The professionalization of teachers is rightly recognized as a key element in the development of mass schooling and the effectiveness of education. This process is shaped by the relationships that teachers – both as individuals and as organized groups – maintain with various segments of the State. In France, this relationship is particularly strong: the State regulates teacher qualifications, recruits through competitive exams, inspects, pays and so on. Over the course of the last two centuries in France, teachers became increasingly “civil servants” (fonctionnaires) – which can mean many things.

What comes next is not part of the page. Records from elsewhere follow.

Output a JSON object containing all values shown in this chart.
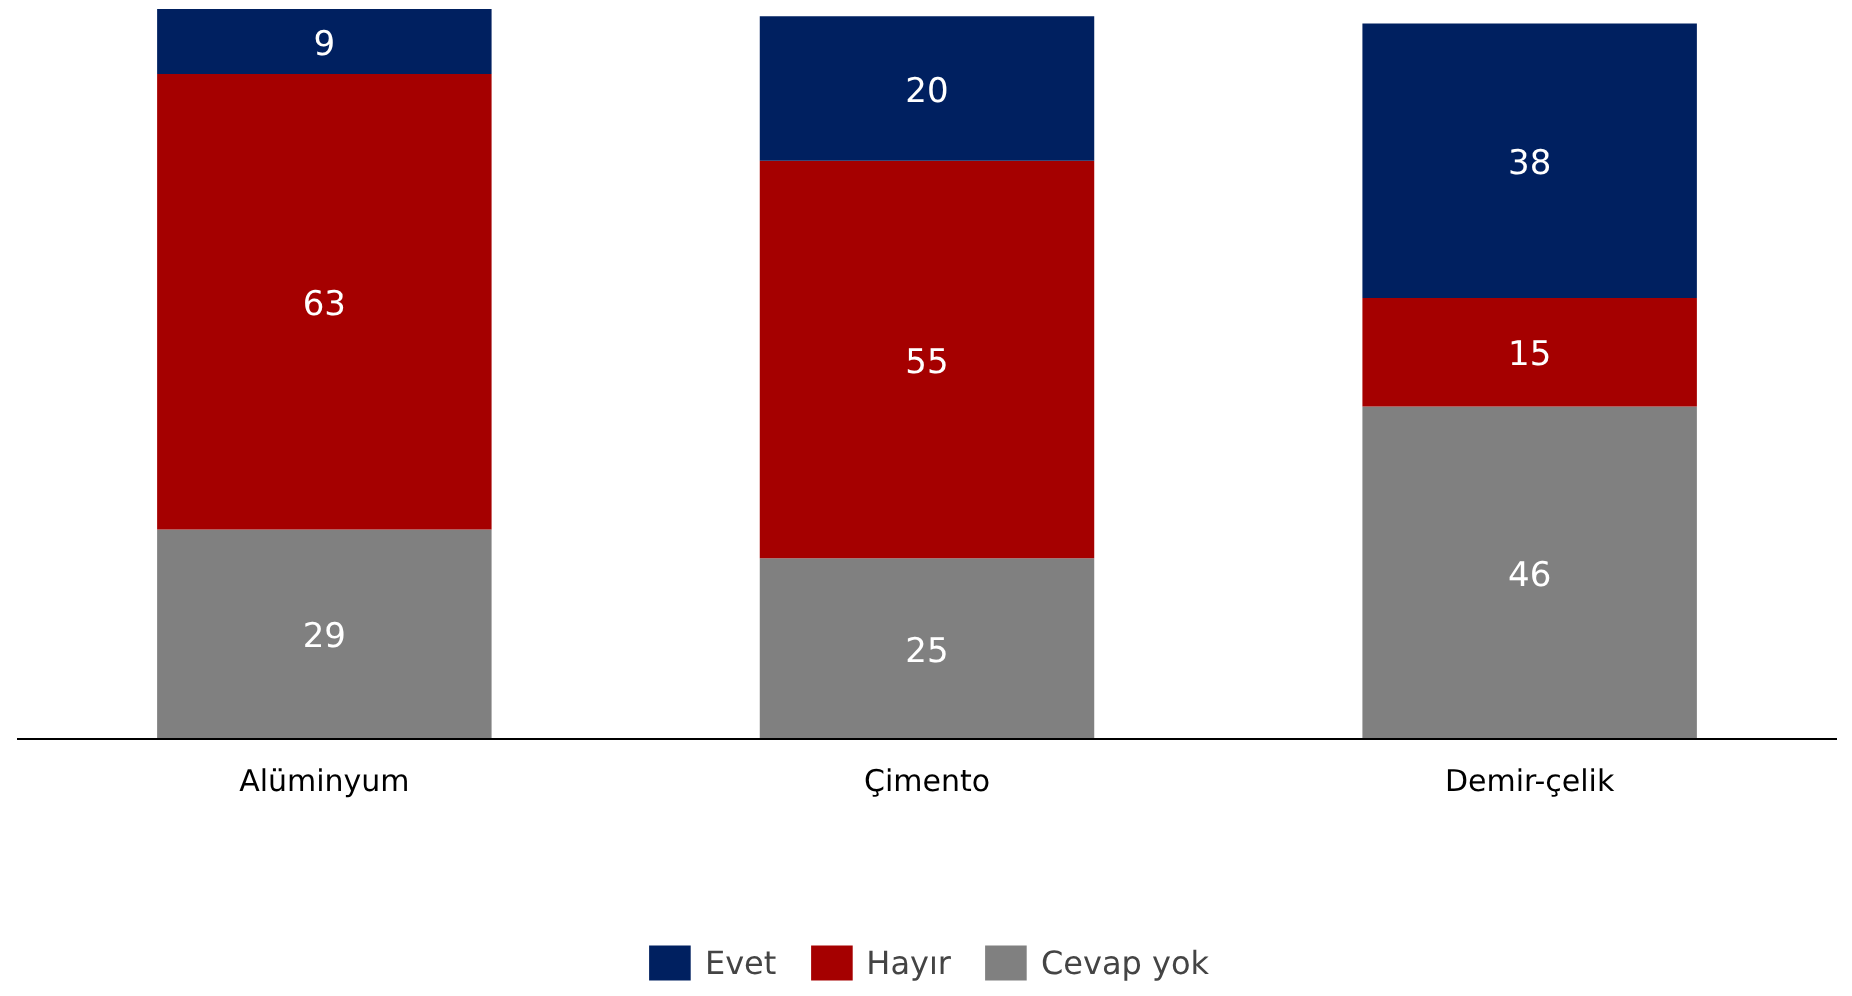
{
  "chart_data": {
    "type": "bar",
    "stacked": true,
    "categories": [
      "Alüminyum",
      "Çimento",
      "Demir-çelik"
    ],
    "series": [
      {
        "name": "Cevap yok",
        "color": "#808080",
        "values": [
          29,
          25,
          46
        ]
      },
      {
        "name": "Hayır",
        "color": "#a50000",
        "values": [
          63,
          55,
          15
        ]
      },
      {
        "name": "Evet",
        "color": "#002060",
        "values": [
          9,
          20,
          38
        ]
      }
    ],
    "data_labels": true,
    "legend": "bottom",
    "grid": false
  }
}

As a result, alongside the primary relationship between teachers and their pupils in the classroom, there exists a secondary network of connections linking teachers to the State. This network is more distant and harder to define, but no less tangible, if only through the paycheck. The status of civil servant carries with it a series of duties and obligations: teachers implement the curricula defined by the State, uphold official values, obeys their hierarchy… However, as we know, this framework does not fully capture the complexity of the situation, both past and present. This puts the historian in a dilemma. Studying teaching in the 20th century as if the state didn’t play a role overlooks the profound influence it has had, starting with the materiality of the archives that give us access to this history. Yet, giving the State the place it is legally entitled to is to treat a constructed narrative at face value.
In this talk, Clémence Cardon-Quint will explore this network of relationships, made up of men, women, forms, financial flows, texts and more, analyzing both the factors that strengthen and those that weaken it. She will revisit key questions raised throughout her research – such as teacher training, activism, school culture, the role of women, remuneration – while drawing on both French and international scholarship on the embedment of teachers in the State. Teacher’s place within the State is not given once and for all; rather, it is result of an ongoing process of reciprocal adjustments, regulation, contestation… The rise of private players in education since the late 20th century, the recent surge of the anti-establishment voting among French teachers, or the rejection of the competitive examination by aspiring teachers all indicate that the integration of teachers into the State may be less irreversible than previously thought.